New factory being built nearby: If a large industrial project is being established near your village or town, RTI can reveal whether the CTE has been granted, what conditions APPCB imposed, whether an Environment Impact Assessment was conducted and what it found, and whether APPCB conducted a public hearing.

Filing RTI for Environmental Matters: A Practical Note

APPCB is a public authority under the RTI Act, 2005 and is required to proactively disclose certain categories of information under Section 4 of the Act — including the list of industries regulated, their consent status, and penalty records. If APPCB has not published this information on its website as required, that itself can be the subject of a complaint to the APIC. Many of the most impactful environmental RTI applications in India have been filed not by lawyers or activists but by individual citizens and farmers who simply asked, in plain language, for the documents that APPCB already holds. The ₹10 application fee and a precise, numbered list of questions are all you need to get started.

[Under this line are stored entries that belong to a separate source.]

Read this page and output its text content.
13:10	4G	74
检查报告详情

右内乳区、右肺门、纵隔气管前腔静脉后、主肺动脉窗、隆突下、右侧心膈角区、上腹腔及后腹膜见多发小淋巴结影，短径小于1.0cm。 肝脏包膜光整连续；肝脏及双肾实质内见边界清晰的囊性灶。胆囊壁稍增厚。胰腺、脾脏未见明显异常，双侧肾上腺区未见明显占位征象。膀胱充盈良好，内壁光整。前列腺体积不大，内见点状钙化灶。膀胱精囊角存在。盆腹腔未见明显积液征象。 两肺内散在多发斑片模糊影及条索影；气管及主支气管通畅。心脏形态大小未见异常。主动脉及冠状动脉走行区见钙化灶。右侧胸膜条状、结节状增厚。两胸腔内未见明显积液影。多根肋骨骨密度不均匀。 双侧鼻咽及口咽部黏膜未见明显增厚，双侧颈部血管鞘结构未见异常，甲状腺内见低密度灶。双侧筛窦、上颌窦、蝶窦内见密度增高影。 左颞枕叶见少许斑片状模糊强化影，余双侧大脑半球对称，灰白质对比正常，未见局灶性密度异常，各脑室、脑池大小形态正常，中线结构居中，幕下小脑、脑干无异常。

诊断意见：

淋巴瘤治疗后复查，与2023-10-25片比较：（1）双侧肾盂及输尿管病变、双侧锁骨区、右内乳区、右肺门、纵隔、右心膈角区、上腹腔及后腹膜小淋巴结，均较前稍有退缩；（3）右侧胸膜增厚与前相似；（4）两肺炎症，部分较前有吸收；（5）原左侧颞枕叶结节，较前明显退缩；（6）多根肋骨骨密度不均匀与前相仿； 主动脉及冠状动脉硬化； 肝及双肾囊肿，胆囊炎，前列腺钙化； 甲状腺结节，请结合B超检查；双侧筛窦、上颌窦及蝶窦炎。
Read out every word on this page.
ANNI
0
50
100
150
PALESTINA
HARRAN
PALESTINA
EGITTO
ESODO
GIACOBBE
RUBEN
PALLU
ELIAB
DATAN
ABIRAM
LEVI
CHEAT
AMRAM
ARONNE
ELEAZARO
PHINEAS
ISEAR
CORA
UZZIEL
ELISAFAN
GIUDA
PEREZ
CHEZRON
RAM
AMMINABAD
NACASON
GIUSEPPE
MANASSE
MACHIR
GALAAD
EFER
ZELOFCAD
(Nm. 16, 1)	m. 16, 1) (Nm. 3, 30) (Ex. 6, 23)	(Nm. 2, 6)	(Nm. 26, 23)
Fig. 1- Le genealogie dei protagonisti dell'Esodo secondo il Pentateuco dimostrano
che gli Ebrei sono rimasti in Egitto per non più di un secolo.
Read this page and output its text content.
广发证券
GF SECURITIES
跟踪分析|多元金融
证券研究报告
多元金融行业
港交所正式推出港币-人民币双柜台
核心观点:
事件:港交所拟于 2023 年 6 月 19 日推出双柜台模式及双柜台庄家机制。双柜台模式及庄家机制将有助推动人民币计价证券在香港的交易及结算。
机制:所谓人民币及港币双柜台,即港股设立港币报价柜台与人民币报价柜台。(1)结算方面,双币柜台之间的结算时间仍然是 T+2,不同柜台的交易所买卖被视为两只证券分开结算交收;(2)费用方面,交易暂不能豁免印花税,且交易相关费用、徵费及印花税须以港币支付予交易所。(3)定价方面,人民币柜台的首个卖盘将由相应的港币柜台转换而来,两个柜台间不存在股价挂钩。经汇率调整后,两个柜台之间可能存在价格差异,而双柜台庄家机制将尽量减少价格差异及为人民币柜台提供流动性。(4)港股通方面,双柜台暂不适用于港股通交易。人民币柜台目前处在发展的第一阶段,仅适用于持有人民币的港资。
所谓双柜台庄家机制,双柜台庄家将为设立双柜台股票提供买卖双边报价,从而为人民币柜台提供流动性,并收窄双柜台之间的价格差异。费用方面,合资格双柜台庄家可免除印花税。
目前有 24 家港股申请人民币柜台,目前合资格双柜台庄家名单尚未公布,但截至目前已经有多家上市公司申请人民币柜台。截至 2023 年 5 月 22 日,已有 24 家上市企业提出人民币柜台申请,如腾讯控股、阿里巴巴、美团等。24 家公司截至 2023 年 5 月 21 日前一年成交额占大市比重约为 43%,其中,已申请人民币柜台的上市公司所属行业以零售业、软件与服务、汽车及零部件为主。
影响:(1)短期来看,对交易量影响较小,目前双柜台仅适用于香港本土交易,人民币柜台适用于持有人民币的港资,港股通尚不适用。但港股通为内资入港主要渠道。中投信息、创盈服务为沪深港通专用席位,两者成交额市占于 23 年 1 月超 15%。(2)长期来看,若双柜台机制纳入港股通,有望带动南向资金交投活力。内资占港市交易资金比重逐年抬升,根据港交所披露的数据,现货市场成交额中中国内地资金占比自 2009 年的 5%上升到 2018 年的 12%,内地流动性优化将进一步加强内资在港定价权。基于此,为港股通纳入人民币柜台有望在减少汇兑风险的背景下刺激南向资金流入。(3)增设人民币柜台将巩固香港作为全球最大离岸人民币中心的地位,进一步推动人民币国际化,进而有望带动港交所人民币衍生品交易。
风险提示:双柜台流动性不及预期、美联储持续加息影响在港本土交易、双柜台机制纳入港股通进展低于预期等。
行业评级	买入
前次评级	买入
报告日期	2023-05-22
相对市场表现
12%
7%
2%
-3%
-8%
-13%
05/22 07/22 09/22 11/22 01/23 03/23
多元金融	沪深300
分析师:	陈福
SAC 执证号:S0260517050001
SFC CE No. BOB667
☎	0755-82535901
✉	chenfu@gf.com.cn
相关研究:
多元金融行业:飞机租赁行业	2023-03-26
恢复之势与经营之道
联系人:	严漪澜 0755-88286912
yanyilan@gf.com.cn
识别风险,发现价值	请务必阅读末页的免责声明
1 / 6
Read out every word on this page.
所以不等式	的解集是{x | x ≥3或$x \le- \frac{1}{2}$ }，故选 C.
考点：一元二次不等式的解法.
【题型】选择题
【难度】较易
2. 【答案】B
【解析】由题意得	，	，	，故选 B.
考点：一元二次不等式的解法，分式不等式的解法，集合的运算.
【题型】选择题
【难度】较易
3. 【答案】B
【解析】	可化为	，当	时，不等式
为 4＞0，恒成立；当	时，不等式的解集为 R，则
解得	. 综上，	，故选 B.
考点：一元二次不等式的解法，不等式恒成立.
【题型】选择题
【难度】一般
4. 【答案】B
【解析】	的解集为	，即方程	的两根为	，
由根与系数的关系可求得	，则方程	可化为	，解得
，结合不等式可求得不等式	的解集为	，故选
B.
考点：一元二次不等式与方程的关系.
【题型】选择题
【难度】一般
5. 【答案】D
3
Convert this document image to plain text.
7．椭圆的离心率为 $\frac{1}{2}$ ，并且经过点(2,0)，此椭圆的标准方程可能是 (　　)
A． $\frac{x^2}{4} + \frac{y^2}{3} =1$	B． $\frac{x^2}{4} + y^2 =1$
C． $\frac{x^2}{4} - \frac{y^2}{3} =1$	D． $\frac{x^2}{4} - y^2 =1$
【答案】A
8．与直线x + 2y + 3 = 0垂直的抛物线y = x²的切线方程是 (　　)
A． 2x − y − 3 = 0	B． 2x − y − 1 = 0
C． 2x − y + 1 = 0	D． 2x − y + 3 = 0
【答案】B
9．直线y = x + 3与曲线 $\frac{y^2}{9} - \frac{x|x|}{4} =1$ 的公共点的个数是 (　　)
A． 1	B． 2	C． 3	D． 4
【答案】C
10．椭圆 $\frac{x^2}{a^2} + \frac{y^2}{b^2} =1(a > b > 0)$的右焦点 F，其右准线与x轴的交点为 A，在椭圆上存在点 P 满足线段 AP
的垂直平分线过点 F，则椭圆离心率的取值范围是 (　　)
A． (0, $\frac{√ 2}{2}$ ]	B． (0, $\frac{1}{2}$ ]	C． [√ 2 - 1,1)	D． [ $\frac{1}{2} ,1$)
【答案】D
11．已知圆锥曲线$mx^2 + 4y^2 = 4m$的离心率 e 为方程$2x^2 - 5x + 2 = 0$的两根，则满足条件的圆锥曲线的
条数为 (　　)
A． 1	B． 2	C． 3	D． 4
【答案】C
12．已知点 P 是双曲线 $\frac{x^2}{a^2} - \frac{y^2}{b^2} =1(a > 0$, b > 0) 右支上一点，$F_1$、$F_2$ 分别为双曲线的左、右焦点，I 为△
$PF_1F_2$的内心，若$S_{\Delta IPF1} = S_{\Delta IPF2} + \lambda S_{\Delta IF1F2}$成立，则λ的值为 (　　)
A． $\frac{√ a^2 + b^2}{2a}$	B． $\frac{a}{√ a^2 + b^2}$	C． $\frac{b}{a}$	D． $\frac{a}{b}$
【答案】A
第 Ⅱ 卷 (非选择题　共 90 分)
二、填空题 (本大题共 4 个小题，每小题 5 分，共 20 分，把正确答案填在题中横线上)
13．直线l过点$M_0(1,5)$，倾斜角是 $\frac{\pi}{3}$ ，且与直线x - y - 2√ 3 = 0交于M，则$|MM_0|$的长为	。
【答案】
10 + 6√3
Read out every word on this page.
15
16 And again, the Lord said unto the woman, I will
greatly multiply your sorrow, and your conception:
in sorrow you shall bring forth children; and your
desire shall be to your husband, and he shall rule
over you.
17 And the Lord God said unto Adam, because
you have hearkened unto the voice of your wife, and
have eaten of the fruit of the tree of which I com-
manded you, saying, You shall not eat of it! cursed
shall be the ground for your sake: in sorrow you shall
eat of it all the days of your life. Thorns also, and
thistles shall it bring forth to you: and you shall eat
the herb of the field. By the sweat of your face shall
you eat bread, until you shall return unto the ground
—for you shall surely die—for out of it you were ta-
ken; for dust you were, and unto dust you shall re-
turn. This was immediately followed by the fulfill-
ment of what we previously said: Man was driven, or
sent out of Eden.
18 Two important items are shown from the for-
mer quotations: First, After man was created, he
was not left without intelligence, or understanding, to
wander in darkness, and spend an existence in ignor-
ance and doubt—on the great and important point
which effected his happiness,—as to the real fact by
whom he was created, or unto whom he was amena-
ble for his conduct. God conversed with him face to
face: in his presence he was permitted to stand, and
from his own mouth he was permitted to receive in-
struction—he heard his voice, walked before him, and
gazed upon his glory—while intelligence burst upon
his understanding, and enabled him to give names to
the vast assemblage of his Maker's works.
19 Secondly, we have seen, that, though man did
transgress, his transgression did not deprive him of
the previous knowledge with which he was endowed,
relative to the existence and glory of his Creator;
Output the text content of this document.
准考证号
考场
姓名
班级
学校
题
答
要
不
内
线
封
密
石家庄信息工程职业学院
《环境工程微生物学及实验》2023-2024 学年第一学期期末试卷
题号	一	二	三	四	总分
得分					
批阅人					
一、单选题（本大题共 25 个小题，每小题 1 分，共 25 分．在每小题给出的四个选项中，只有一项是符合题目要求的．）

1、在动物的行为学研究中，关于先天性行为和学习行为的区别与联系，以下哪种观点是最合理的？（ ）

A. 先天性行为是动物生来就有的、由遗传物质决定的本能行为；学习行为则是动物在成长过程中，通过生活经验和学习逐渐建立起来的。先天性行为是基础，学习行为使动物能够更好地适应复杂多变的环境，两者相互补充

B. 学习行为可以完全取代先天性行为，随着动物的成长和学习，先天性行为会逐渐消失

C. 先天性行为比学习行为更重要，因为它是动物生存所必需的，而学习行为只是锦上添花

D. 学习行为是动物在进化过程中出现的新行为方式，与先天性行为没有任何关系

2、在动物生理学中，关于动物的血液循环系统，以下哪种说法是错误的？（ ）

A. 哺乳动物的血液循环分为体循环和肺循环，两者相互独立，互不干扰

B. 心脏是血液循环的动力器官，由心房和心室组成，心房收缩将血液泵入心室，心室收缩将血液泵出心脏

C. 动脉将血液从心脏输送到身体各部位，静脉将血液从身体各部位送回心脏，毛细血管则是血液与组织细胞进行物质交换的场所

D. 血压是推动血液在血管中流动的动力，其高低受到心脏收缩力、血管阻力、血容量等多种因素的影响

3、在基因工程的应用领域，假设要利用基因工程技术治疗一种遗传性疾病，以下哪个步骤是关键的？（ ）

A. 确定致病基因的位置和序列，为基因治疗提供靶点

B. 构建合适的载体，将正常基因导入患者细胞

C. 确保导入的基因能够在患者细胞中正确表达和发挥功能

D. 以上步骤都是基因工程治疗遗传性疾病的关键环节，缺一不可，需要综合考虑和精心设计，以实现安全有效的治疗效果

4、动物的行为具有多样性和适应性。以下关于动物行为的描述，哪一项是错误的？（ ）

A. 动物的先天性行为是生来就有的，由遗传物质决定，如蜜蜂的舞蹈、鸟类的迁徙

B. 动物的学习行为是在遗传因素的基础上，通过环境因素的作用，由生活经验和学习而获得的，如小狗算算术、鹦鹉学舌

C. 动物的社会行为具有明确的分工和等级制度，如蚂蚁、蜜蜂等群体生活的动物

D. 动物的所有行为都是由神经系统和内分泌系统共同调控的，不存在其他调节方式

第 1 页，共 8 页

Sample RTI Application Draft

To, The Public Information Officer, Andhra Pradesh Pollution Control Board (APPCB), [Regional Office / Headquarters Address], Vijayawada, Andhra Pradesh. Subject: Application under Right to Information Act, 2005 Sir/Madam, I, [Your Full Name], resident of [Your Address], wish to seek the following information under Section 6 of the Right to Information Act, 2005: 1. Please provide the Consent to Establish (CTE) and Consent to Operate (CTO) details for [Factory/Industry Name] at [Address], [District], including category (Red/Orange/Green), validity, and conditions imposed. 2. Please provide the action-taken report on pollution complaint No. [Complaint Number] / complaint filed against [Industry/Factory Name] at [Location] on [Date]. 3. Please provide the ambient air quality and water quality monitoring data for [Location/River Name, e.g., Krishna River at [Location]] for the period [Date Range]. 4. Please provide any show-cause notices, closure orders, or environmental penalties levied against [Industry/Factory Name] during [Year]. 5. Please provide the list of industries in [District/Industrial Area] classified as Red (highly polluting) that received violation notices in [Year]. I am enclosing the application fee of ₹10 by [IPO/demand draft/online payment]. Yours sincerely, [Your Full Name] [Address] [Phone Number] [Email ID] Date: [Date]

Replace all text in [square brackets] with your actual details before filing. Do not include the brackets in your submission.